I’ve said for years that to help reduce the flow of illegal immigrants and lessen our dependence on China we should be putting money into Mexico and Central America. I know some factories have opened there which is a nice start but more of that needs to happen. We’d still get inexpensive goods, but they wouldn’t have to be shipped on freighters across the ocean so it would have to save time and money too. Plus these jobs would improve things so not as many would be at the border.
This canard about China being a low cost, low skilled producer keeps coming up. As if we could throw money at Central America and create the very labor force
we’re lacking.
So I’ll keep posting this comment from Tim Cook (Apple):
“The number one reason why we like to be in China is the people. China has extraordinary skills. And the part that's the most unknown is there's almost two million application developers in China that write apps for the iOS App Store. These are some of the most innovative mobile apps in the world, and the entrepreneurs that run them are some of the most inspiring and entrepreneurial in the world.
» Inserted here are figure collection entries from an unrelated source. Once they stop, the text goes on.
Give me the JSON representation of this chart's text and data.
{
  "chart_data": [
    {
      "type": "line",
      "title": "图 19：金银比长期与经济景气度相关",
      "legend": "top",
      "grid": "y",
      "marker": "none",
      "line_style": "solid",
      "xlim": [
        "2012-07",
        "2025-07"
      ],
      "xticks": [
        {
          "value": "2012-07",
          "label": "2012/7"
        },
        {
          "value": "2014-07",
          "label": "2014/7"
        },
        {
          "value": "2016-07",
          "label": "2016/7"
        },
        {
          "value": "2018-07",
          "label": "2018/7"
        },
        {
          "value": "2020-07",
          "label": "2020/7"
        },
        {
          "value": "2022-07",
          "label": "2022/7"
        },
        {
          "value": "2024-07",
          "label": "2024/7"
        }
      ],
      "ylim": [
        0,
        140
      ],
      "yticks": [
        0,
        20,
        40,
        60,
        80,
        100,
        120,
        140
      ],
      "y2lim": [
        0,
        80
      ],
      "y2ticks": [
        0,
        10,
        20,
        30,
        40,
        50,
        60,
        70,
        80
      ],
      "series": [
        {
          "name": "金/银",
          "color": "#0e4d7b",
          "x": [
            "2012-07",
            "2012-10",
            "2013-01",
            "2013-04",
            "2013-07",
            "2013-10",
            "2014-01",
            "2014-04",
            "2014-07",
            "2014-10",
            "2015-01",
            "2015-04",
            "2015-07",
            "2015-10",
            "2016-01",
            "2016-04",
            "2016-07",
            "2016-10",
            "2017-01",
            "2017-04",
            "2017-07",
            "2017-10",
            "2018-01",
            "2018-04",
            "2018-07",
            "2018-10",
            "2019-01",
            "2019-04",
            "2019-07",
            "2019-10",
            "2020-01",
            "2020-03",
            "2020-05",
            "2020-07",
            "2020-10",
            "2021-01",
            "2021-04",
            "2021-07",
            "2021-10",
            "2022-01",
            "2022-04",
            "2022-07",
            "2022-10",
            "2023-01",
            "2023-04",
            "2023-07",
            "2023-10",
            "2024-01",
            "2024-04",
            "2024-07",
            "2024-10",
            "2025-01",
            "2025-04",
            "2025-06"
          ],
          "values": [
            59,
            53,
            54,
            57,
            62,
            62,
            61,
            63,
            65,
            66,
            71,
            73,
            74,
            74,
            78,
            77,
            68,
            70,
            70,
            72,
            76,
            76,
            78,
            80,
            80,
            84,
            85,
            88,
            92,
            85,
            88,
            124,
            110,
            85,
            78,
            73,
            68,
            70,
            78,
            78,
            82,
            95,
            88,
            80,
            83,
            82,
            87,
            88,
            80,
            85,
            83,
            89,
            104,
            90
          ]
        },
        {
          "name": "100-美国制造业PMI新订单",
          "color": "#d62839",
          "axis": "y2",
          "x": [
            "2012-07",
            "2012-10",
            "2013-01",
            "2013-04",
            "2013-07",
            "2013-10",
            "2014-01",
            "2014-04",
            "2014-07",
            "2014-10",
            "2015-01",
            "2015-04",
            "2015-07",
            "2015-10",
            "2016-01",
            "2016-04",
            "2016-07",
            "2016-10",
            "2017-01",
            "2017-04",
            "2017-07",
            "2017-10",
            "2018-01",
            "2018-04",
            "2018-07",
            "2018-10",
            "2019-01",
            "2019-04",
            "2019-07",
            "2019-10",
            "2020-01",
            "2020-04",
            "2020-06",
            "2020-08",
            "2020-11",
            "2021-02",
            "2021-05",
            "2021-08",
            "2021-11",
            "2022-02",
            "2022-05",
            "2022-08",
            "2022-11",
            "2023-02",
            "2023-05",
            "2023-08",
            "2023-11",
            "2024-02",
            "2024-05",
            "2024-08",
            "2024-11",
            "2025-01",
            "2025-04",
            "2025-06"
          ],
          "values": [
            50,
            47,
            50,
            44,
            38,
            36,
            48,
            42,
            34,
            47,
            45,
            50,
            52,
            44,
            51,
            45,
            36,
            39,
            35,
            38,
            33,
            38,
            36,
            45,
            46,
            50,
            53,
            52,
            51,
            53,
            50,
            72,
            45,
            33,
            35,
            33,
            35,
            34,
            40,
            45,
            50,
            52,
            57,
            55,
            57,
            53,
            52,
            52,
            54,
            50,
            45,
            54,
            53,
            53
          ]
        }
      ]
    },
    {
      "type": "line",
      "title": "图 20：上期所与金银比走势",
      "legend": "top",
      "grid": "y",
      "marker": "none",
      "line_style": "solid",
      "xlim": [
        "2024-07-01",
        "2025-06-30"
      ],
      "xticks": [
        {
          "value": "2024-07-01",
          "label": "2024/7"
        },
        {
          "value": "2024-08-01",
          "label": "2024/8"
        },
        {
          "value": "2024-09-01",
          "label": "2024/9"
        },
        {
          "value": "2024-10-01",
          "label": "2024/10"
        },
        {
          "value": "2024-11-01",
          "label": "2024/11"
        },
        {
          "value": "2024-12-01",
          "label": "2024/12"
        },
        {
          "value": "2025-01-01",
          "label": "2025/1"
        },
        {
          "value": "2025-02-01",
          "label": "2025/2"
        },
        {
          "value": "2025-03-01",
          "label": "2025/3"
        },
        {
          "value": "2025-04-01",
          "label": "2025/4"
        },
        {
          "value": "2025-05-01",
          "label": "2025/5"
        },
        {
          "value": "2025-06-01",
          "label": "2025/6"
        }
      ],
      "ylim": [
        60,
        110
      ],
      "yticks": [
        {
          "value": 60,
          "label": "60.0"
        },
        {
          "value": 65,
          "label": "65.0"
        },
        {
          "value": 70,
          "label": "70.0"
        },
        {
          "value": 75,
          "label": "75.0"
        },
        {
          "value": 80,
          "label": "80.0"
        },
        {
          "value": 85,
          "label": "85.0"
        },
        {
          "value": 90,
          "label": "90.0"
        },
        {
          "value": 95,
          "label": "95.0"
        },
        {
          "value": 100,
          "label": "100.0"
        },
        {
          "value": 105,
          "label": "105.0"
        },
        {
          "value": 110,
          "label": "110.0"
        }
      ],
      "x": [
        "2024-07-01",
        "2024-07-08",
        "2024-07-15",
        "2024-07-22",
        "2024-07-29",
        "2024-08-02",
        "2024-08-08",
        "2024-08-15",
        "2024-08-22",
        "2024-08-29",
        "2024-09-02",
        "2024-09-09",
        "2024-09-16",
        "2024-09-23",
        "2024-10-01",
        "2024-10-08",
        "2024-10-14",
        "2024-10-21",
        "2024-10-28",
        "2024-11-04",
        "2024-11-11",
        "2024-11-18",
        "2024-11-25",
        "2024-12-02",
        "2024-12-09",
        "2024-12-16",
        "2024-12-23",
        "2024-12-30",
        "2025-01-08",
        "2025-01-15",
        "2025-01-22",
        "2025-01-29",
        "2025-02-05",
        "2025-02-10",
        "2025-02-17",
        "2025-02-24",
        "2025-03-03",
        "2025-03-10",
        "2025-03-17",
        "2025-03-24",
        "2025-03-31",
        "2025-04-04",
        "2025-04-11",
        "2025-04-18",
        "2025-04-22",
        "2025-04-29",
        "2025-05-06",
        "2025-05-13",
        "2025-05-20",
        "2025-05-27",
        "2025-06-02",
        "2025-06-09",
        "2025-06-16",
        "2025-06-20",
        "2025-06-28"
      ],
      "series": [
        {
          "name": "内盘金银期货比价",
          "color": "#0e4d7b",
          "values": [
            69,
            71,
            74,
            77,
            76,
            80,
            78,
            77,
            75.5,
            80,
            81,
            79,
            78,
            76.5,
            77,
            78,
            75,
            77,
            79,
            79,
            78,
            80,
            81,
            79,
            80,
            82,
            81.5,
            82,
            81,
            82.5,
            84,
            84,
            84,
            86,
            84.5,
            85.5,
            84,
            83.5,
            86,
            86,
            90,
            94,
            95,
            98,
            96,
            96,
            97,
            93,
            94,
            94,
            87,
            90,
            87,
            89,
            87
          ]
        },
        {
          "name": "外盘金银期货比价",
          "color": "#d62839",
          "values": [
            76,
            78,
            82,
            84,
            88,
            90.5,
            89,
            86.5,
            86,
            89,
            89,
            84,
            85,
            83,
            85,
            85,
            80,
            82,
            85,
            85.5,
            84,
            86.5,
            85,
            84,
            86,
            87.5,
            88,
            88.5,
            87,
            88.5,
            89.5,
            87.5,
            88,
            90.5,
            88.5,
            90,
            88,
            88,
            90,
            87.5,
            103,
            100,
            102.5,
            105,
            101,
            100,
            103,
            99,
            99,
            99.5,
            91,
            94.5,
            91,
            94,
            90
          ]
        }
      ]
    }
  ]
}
Those are sold not only here but exported around the world.
China has moved into very advanced manufacturing, so you find in China the intersection of craftsman kind of skill, and sophisticated robotics and the computer science world. That intersection, which is very rare to find anywhere, that kind of skill, is very important to our business because of the precision and quality level that we like. The thing that most people focus on if they're a foreigner coming to China is the size of the market, and obviously it's the biggest market in the world in so many areas. But for us,
the number one attraction is the quality of the people.
I visited ICT--they manufacture, among other things, the AirPods for us. When you think about AirPods as a user, you might think it couldn't be that hard because it's really small. The AirPods have several hundred components in them, and the level of precision embedded into the audio quality--without getting into really nerdy engineering--it's really hard. And
it requires a level of skill that's extremely high.
It's not designed and sent over--that sounds like there's no interaction. The truth is, the process engineering and process development associated with our products require innovation in and of itself. Not only the product but the way that it's made, because we want to make things in the scale of hundreds of millions, and we want the quality level of zero defects. That's always what we strive for, and the way that you get there, particularly when you're pushing the envelope in the type of materials that you have, and the precision that your specifications are forcing, requires a kind of hand-in-glove partnership. You don't do it by throwing it over the chasm. It would never work. I can't imagine how that would be.
There's a confusion about China. The popular conception is that companies come to China because of low labor cost. I'm not sure what part of China they go to, but
the truth is China stopped being the low-labor-cost country many years ago. And that is not the reason to come to China from a supply point of view.
The reason is because of the skill, and the quantity of skill in one location and the type of skill it is.
The products we do require really advanced tooling, and the precision that you have to have, the tooling and working with the materials that we do are state of the art. And
the tooling skill is very deep here. In the U.S., you could have a meeting of tooling engineers and I'm not sure we could fill the room. In China, you could fill multiple football fields.
The vocational expertise is very very deep here, and I give the education system a lot of credit for continuing to push on that even when others were de-emphasizing vocational. Now I think many countries in the world have woke up and said this is a key thing and we've got to correct that. China called that right from the beginning.”